Singapore poised to attract 1,600 millionaires in 2025
The resurgence of the luxury apartment market underscores Singapore’s enduring appeal. Unlike many global cities where luxury property markets have been hampered by fiscal headwinds or political risk, Singapore offers investors a unique mix of political stability, strong governance, a resilient currency, and a reputation as a safe haven.
Combined, these factors explain why analysts expect some 1,600 millionaires to relocate to Singapore this year — a structural tailwind for the property market.
Outlook: Sustained demand, but interest rate wildcard remains
The big question is whether the current sales momentum can sustain into 2026. On one hand, the fundamentals remain supportive: more launches are slated for the CCR in the second half of the year, rental demand is healthy, and capital inflows are unlikely to fade quickly given ongoing volatility elsewhere.
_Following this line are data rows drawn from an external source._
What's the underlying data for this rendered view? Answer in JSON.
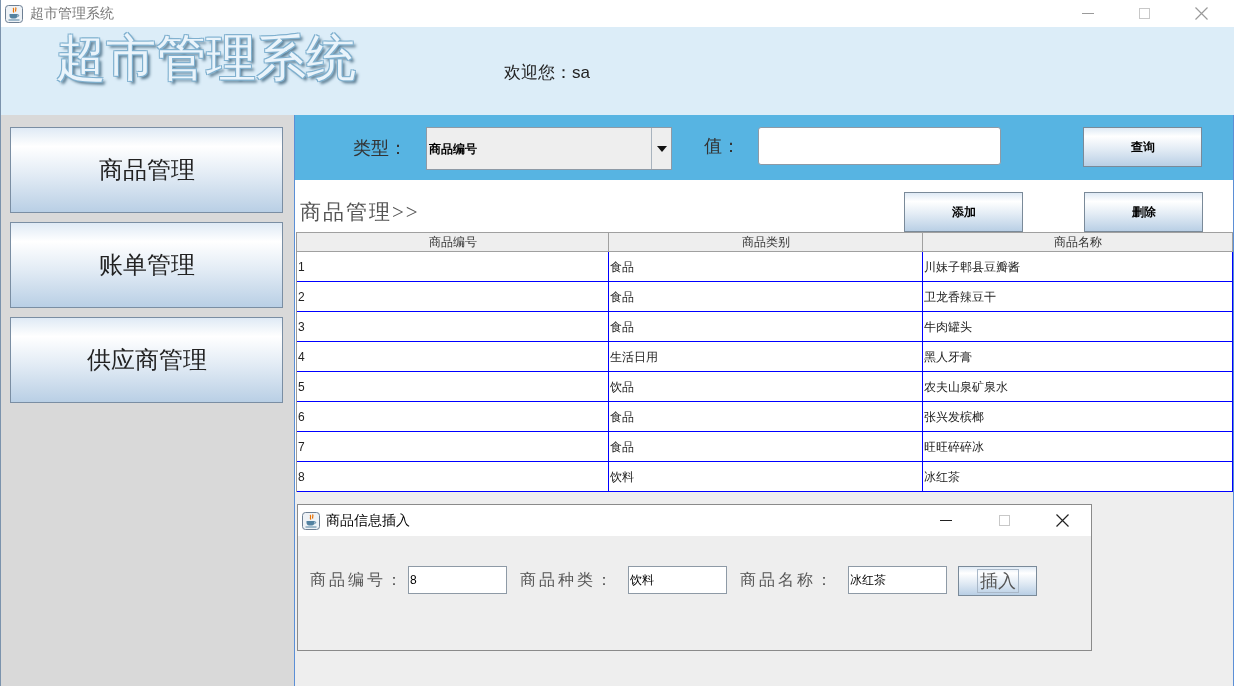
{
  "window": {
    "title": "超市管理系统"
  },
  "header": {
    "logo": "超市管理系统",
    "welcome": "欢迎您：sa"
  },
  "sidebar": {
    "items": [
      "商品管理",
      "账单管理",
      "供应商管理"
    ]
  },
  "search_bar": {
    "type_label": "类型：",
    "type_value": "商品编号",
    "value_label": "值：",
    "search_button": "查询"
  },
  "section": {
    "title": "商品管理>>",
    "buttons": [
      "添加",
      "删除"
    ]
  },
  "table": {
    "columns": [
      "商品编号",
      "商品类别",
      "商品名称"
    ],
    "rows": [
      [
        "1",
        "食品",
        "川妹子郫县豆瓣酱"
      ],
      [
        "2",
        "食品",
        "卫龙香辣豆干"
      ],
      [
        "3",
        "食品",
        "牛肉罐头"
      ],
      [
        "4",
        "生活日用",
        "黑人牙膏"
      ],
      [
        "5",
        "饮品",
        "农夫山泉矿泉水"
      ],
      [
        "6",
        "食品",
        "张兴发槟榔"
      ],
      [
        "7",
        "食品",
        "旺旺碎碎冰"
      ],
      [
        "8",
        "饮料",
        "冰红茶"
      ]
    ]
  },
  "dialog": {
    "title": "商品信息插入",
    "fields": [
      {
        "label": "商品编号：",
        "value": "8"
      },
      {
        "label": "商品种类：",
        "value": "饮料"
      },
      {
        "label": "商品名称：",
        "value": "冰红茶"
      }
    ],
    "button": "插入"
  }
}
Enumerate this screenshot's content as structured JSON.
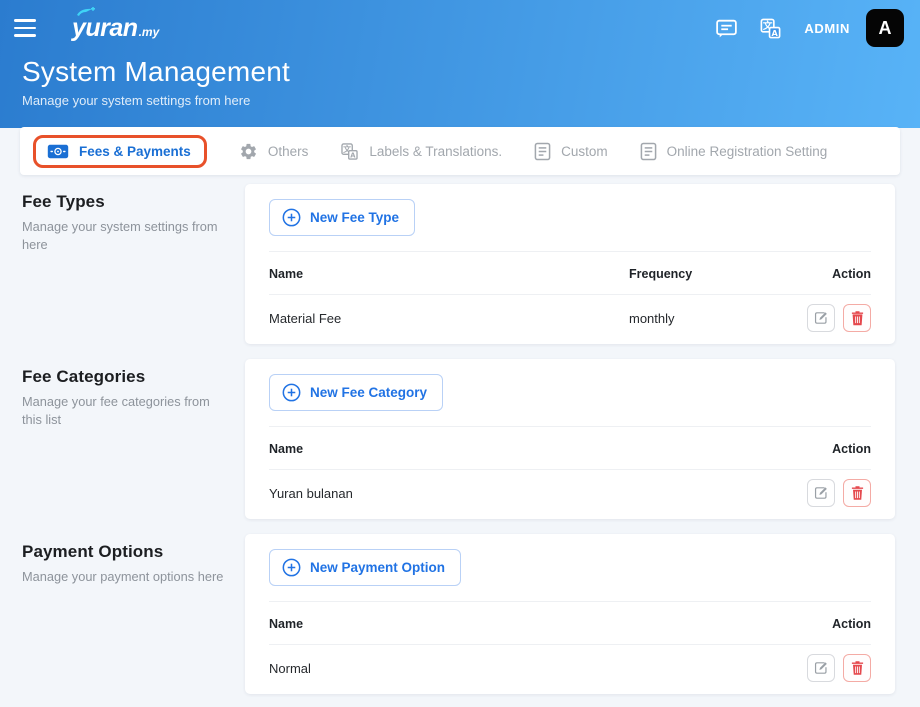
{
  "header": {
    "logo_text": "yuran",
    "logo_suffix": ".my",
    "admin_label": "ADMIN",
    "avatar_letter": "A",
    "title": "System Management",
    "subtitle": "Manage your system settings from here"
  },
  "tabs": [
    {
      "label": "Fees & Payments",
      "icon": "banknote-icon",
      "active": true,
      "highlighted": true
    },
    {
      "label": "Others",
      "icon": "gear-icon",
      "active": false
    },
    {
      "label": "Labels & Translations.",
      "icon": "translate-icon",
      "active": false
    },
    {
      "label": "Custom",
      "icon": "document-icon",
      "active": false
    },
    {
      "label": "Online Registration Setting",
      "icon": "document-icon",
      "active": false
    }
  ],
  "sections": [
    {
      "title": "Fee Types",
      "description": "Manage your system settings from here",
      "button_label": "New Fee Type",
      "columns": [
        "Name",
        "Frequency",
        "Action"
      ],
      "rows": [
        {
          "name": "Material Fee",
          "frequency": "monthly"
        }
      ]
    },
    {
      "title": "Fee Categories",
      "description": "Manage your fee categories from this list",
      "button_label": "New Fee Category",
      "columns": [
        "Name",
        "Action"
      ],
      "rows": [
        {
          "name": "Yuran bulanan"
        }
      ]
    },
    {
      "title": "Payment Options",
      "description": "Manage your payment options here",
      "button_label": "New Payment Option",
      "columns": [
        "Name",
        "Action"
      ],
      "rows": [
        {
          "name": "Normal"
        }
      ]
    }
  ],
  "colors": {
    "header_gradient_start": "#2b7ccf",
    "header_gradient_end": "#58b3f7",
    "accent_blue": "#1a6fd4",
    "highlight_orange": "#e8512a",
    "inactive_gray": "#a2a7ad",
    "delete_red": "#e5484d",
    "page_background": "#f3f6fa"
  }
}
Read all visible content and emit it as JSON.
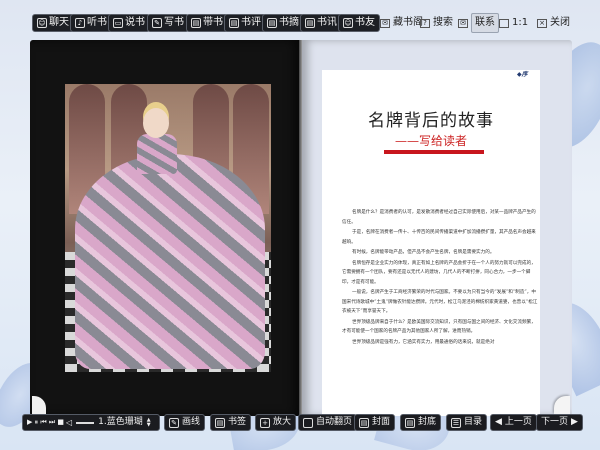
{
  "toolbar": {
    "chat": "聊天",
    "listen": "听书",
    "read": "说书",
    "write": "写书",
    "review": "带书",
    "comment": "书评",
    "bookmark": "书摘",
    "test": "书讯",
    "friends": "书友",
    "collection": "藏书阁",
    "search": "搜索",
    "contact": "联系",
    "ratio": "1:1",
    "close": "关闭"
  },
  "book": {
    "preface_tag": "序",
    "title": "名牌背后的故事",
    "subtitle": "——写给读者",
    "paragraphs": [
      "名牌是什么？是消费者的认可，是发散消费者经过自己实际使用后，对某一品牌产品产生的信任。",
      "于是，名牌在消费者一传十、十传百的民间传播渠道中扩加流播攒扩量，其产品名声会越来越响。",
      "有时候，名牌能带动产品，但产品不会产生名牌，名牌是需要实力的。",
      "名牌恒存是企业实力的体现，真正有如上名牌的产品会折于在一个人的努力就可以完成的，它需要拥有一个团队，要有还是以无代人的建坊，几代人的不断打拼，同心合力，一步一个脚印，才是有可能。",
      "一般说，名牌产生于工商经济繁荣的时代与国家。不要以为只有当今的“发展”和“制造”，中国宋代诗歌城中“土鬼”牌做农针能达攒牌。元代时，松江乌泥泾的棉纺织家黄道婆，也曾以“松江衣被天下”而享誉天下。",
      "世界顶级品牌来自于什么？是欧美国际交流知识，只有国与国之间的经济、文化交流频繁，才有可能使一个国家的名牌产品为其他国家人所了解，进而热销。",
      "世界顶级品牌是强有力，它涵实有实力，用最通俗的话来说，就是绝对"
    ]
  },
  "bottombar": {
    "player_controls": "▶ ⏸ ⏮ ⏭ ■",
    "track": "1.蓝色珊瑚",
    "draw": "画线",
    "bookmark": "书签",
    "zoom": "放大",
    "auto_flip": "自动翻页",
    "cover": "封面",
    "back_cover": "封底",
    "catalog": "目录",
    "prev": "上一页",
    "next": "下一页"
  }
}
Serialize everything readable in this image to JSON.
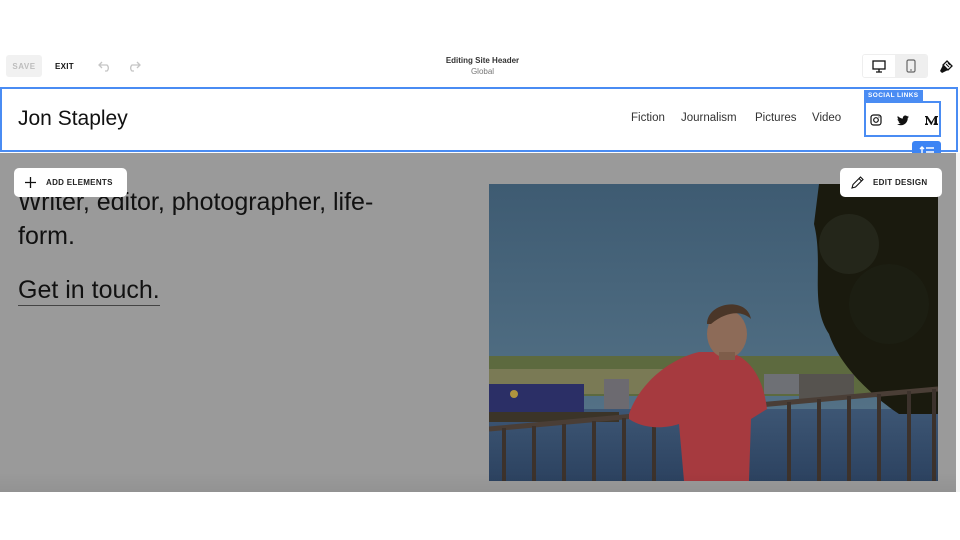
{
  "toolbar": {
    "save_label": "SAVE",
    "exit_label": "EXIT",
    "title": "Editing Site Header",
    "subtitle": "Global",
    "device_selected": "desktop"
  },
  "header": {
    "site_title": "Jon Stapley",
    "nav": [
      "Fiction",
      "Journalism",
      "Pictures",
      "Video"
    ],
    "social_label": "SOCIAL LINKS",
    "social_icons": [
      "instagram-icon",
      "twitter-icon",
      "medium-icon"
    ],
    "accent_color": "#4a8cf3"
  },
  "content": {
    "tagline": "Writer, editor, photographer, life-form.",
    "cta": "Get in touch.",
    "add_elements_label": "ADD ELEMENTS",
    "edit_design_label": "EDIT DESIGN",
    "photo_alt": "Man in red sweater leaning on railing by canal with boats"
  }
}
On the other hand, interest rate dynamics could act as a governor. If SORA stabilises or ticks up, buyers may lose some of the financing advantage that has spurred activity in early 2025. Moreover, the luxury segment remains highly sensitive to global shocks, whether from politics, currency swings, or equity market corrections.
For now, though, the signs point to continued resilience. As long as Singapore remains a magnet for wealth and maintains its reputation as a financial haven, the luxury property market will likely stay in demand, even if interest rates no longer fall as dramatically as they did in the first half of 2025.